Techie stuff – how grid-tied inverters work
A traditional inverter (single stage, single phase, 50 Hz transformer based string inverter) uses power semiconductors (IGBTs or MOSFETs) to switch the DC on and off, very fast, in two different directions, simulating an AC sine wave.
This is filtered by an inductor and then the voltage is boosted in a transformer to the grid voltage of ~ 240 V. Typically, the inverter’s DC input bus voltage needs to be greater than the peak of the AC voltage (before the transformer).
For example, a minimum DC voltage of 250 V DC allows 180 V AC to be created, which then needs to be boosted to 240 V AC in the transformer. Capacitors are used to filter ripple currents on the DC lines.
Ripple can disrupt MPP tracking and can increase DC resistive losses.

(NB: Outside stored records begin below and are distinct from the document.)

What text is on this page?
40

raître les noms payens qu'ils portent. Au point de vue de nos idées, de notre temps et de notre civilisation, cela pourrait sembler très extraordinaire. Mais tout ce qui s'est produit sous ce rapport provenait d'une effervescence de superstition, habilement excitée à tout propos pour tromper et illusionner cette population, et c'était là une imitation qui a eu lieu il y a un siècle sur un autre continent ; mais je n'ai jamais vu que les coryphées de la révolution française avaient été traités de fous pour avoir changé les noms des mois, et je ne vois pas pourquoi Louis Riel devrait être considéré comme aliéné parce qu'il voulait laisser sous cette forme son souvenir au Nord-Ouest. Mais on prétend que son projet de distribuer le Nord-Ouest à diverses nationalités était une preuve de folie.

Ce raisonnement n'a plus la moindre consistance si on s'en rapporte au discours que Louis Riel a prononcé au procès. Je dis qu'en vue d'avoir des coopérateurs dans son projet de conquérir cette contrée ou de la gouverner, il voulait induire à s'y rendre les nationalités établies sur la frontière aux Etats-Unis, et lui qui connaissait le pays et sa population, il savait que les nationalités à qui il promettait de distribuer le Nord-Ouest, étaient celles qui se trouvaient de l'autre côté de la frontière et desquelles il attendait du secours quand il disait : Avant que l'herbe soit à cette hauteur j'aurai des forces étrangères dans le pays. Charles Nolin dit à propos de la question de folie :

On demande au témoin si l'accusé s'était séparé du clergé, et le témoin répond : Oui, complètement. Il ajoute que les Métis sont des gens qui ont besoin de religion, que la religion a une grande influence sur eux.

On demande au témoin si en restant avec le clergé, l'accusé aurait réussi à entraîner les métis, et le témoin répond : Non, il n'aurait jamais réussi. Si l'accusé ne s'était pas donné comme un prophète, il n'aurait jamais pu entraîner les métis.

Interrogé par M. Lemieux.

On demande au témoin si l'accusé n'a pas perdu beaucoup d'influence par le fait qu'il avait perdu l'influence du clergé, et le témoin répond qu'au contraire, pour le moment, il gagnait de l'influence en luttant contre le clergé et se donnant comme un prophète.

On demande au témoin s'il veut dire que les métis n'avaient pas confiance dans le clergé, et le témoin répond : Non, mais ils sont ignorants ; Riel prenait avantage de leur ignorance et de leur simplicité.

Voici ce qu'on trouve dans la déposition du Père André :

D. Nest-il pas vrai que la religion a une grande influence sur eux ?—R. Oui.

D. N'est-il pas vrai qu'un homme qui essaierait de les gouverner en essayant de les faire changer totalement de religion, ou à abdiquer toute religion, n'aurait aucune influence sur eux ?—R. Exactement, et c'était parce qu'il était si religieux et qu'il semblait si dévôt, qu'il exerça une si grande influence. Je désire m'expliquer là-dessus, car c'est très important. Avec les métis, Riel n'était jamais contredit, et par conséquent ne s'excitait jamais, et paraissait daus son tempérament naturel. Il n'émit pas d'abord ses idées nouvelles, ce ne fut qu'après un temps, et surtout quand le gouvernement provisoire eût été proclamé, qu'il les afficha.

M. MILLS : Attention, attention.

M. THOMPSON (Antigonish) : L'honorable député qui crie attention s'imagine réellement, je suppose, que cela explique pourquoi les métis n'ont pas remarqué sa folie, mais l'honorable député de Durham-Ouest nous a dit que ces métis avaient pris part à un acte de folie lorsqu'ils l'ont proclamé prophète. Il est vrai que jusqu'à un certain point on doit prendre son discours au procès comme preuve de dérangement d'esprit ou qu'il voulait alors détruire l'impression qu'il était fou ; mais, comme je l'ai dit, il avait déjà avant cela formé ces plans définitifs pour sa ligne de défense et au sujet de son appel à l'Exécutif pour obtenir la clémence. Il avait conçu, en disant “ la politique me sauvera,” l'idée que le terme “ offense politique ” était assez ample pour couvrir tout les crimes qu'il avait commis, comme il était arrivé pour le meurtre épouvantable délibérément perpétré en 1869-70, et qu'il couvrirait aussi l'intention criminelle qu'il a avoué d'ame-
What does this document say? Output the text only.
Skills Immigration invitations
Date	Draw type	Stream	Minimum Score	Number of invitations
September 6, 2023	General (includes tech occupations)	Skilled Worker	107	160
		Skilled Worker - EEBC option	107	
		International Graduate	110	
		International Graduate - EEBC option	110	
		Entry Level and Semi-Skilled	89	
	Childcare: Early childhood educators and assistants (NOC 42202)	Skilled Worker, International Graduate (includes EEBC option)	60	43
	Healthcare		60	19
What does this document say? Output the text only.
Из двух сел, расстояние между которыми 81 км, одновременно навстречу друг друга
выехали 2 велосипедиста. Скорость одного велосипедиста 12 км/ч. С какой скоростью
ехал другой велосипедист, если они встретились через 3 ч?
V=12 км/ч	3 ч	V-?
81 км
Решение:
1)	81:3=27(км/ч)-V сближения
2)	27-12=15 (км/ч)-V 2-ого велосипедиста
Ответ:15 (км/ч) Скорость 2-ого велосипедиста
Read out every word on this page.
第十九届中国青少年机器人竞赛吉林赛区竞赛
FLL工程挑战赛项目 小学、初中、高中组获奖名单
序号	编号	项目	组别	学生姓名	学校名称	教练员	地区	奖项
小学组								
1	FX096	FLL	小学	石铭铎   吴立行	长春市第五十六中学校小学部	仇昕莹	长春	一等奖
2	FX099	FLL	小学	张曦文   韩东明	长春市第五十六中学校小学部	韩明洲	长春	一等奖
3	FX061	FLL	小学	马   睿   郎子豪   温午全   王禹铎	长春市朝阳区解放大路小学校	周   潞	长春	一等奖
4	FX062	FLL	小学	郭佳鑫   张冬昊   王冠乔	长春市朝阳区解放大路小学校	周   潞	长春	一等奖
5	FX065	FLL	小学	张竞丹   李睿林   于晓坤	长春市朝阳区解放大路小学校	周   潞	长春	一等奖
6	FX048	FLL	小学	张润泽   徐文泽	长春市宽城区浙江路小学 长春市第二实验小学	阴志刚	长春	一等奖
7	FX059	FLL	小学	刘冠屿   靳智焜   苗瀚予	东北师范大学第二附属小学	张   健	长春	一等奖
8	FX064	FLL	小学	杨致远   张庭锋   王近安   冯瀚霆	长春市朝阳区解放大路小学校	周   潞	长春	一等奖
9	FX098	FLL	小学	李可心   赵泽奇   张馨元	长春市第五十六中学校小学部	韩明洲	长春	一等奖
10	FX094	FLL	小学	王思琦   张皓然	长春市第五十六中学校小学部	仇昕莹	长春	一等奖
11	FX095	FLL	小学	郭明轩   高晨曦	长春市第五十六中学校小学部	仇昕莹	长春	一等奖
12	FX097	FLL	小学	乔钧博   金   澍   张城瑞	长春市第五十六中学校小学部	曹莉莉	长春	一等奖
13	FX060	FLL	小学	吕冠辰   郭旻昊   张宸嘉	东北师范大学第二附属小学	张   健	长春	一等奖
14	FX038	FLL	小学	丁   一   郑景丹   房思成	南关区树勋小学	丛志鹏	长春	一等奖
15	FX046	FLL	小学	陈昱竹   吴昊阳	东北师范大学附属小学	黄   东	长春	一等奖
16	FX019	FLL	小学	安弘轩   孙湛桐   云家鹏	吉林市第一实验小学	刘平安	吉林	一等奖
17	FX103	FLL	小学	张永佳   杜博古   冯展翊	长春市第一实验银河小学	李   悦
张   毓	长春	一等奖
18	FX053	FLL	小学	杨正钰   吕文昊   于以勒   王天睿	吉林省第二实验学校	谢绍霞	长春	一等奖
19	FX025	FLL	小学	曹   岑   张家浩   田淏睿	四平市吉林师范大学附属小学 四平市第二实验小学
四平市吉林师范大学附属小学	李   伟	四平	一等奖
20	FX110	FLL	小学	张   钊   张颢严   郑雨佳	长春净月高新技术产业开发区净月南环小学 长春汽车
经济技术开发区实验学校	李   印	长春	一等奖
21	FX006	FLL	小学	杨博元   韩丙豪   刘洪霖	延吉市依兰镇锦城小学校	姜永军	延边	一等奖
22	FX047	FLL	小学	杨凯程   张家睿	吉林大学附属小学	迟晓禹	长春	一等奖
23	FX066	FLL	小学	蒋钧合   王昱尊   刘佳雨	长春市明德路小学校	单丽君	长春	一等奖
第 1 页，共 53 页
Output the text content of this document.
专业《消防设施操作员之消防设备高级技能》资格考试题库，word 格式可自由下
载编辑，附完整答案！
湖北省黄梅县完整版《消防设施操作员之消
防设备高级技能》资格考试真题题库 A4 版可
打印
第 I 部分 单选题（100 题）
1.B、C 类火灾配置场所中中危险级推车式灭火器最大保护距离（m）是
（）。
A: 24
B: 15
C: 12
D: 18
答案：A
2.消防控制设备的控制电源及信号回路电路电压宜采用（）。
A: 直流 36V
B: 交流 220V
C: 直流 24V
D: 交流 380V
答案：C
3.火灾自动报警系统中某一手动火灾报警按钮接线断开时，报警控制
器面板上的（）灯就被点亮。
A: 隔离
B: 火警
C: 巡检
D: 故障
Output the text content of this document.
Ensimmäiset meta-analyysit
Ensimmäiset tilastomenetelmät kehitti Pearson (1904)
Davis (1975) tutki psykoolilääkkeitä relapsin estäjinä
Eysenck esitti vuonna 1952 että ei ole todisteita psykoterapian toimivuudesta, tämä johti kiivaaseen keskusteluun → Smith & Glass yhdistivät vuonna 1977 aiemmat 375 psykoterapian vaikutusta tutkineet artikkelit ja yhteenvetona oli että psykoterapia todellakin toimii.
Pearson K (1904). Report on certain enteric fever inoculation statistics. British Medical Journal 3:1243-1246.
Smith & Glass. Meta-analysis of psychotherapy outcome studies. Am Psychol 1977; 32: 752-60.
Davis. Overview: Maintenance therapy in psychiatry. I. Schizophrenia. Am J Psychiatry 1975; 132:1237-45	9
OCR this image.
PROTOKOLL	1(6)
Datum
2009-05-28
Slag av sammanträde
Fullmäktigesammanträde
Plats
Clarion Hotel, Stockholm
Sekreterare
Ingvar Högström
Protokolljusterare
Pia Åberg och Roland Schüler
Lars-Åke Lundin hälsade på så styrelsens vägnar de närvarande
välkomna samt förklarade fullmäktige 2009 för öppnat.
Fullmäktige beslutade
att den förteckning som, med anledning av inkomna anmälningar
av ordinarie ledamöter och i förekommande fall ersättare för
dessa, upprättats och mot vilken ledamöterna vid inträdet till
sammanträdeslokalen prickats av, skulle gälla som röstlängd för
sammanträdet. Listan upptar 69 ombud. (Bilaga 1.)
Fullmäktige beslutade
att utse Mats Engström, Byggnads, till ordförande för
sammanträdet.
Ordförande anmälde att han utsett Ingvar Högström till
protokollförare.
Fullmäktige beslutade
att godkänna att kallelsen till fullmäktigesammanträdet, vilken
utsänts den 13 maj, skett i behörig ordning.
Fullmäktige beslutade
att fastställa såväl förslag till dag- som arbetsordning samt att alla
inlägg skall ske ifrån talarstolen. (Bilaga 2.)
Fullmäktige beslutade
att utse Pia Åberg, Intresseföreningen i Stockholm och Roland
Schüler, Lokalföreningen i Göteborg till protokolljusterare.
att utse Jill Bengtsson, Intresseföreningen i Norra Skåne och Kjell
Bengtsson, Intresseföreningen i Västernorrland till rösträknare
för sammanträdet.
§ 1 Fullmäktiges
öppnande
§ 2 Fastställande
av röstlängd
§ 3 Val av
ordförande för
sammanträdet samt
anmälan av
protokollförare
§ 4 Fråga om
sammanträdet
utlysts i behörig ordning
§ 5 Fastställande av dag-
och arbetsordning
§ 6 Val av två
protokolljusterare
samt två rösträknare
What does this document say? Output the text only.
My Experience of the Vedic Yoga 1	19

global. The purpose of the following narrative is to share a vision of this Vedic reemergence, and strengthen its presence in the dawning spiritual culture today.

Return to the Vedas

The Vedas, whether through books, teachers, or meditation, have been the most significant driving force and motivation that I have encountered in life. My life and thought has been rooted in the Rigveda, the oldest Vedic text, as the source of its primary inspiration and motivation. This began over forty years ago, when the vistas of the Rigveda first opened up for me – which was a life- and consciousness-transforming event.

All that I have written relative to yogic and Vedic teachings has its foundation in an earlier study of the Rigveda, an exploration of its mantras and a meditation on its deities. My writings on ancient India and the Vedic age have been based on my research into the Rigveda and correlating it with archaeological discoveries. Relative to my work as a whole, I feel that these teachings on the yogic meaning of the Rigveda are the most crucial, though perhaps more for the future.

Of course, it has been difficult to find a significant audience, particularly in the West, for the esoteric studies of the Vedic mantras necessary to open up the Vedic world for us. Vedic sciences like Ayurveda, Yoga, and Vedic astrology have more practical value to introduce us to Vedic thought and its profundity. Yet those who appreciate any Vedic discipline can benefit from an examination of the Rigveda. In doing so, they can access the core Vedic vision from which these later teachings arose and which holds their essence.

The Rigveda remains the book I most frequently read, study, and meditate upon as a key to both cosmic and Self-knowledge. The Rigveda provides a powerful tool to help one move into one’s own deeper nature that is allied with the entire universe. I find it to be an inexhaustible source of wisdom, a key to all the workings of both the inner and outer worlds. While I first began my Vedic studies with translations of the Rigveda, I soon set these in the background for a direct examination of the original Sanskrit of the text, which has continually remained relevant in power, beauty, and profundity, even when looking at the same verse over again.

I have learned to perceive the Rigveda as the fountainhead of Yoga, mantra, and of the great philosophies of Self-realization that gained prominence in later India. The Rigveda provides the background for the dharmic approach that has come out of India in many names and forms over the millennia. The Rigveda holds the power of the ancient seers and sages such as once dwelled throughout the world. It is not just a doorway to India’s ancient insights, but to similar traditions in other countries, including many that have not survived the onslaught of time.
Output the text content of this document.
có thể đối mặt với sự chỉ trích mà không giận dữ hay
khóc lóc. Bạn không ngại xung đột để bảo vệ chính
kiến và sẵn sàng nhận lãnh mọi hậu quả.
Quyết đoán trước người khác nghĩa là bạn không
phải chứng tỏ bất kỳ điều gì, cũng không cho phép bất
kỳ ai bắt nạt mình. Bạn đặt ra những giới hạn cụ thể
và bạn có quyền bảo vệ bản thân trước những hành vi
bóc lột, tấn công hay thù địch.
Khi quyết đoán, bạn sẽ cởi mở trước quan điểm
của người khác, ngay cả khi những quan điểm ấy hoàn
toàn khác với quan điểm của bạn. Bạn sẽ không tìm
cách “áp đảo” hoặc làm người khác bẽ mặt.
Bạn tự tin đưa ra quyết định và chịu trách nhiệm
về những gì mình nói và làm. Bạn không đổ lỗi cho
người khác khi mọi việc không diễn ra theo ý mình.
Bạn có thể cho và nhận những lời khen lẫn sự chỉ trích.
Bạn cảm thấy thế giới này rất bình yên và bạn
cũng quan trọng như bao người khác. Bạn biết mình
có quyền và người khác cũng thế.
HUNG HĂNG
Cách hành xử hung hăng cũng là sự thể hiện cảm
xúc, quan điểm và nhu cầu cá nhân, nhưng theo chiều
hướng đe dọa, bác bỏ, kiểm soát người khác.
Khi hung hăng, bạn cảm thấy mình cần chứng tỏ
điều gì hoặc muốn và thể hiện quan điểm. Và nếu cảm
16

Ripple is caused by the power semiconductors switching on and off. Typically, low frequency electrolytic capacitors are used, but these are susceptible to failure (drying out over time and at higher temperatures). Film capacitors are better but are larger and more expensive.
Modern inverters use a range of other complex topologies such as three phase, high frequency (HF), bipolar or transformerless. For example, HF inverters use a DC boost circuit to boost 200 – 600 V DC to a constant ~ 700 V DC. This is switched at high frequency (much higher than the 60 Hz grid frequency) prior to passing through a high frequency transformer. Finally an inductor smooths the AC signal and it is fed to the grid. This topology is lighter and more efficient.